Frequently asked questions
- What is the future value of ₹99,10,000 at 14% for 25 years?
- Under annual compounding (illustrative), maturity is about ₹26,22,37,586 with interest near ₹25,23,27,586. Actual mutual fund lumpsum returns are not guaranteed.
- Lumpsum vs SIP — which is better?
- Lumpsum deploys capital immediately; SIP spreads entries over time. Risk/return profiles differ — use both calculators for perspective.
- Is this mutual fund lumpsum calculator India specific?
- It uses rupee amounts and common search intent for Indian investors; returns are illustrative, not a fund quote.
- Does this include tax?
- No — capital gains tax rules vary by asset and holding period.

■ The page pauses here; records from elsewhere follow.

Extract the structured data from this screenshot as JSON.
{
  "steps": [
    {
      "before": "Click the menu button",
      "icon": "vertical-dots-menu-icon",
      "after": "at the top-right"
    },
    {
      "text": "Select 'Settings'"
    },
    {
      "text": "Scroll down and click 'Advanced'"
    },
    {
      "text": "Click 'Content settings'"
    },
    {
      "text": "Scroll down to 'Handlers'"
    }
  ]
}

- Can I change the return assumption?
- Yes — rerun with a lower rate for conservative planning.
- Where can I explore more scenarios?
- Use the internal links below for nearby principals, tenures, and rates.
Internal linking — related lumpsum calculator pages
Explore nearby scenarios on EasyCal — each link opens a calculator page with matching inputs (programmatic SEO).
- Lumpsum — 100 lakh · 25 years @ 14%
- Lumpsum — 98.1 lakh · 25 years @ 14%
- Lumpsum — 97.1 lakh · 25 years @ 14%
- Lumpsum — 94.1 lakh · 25 years @ 14%
- Lumpsum — 89.1 lakh · 25 years @ 14%
- Lumpsum — 99.1 lakh · 27 years @ 14%
- Lumpsum — 99.1 lakh · 30 years @ 14%
- Lumpsum — 99.1 lakh · 23 years @ 14%
- Lumpsum — 99.1 lakh · 20 years @ 14%
- Lumpsum — 99.1 lakh · 18 years @ 14%
Illustrative compounding only — not investment advice.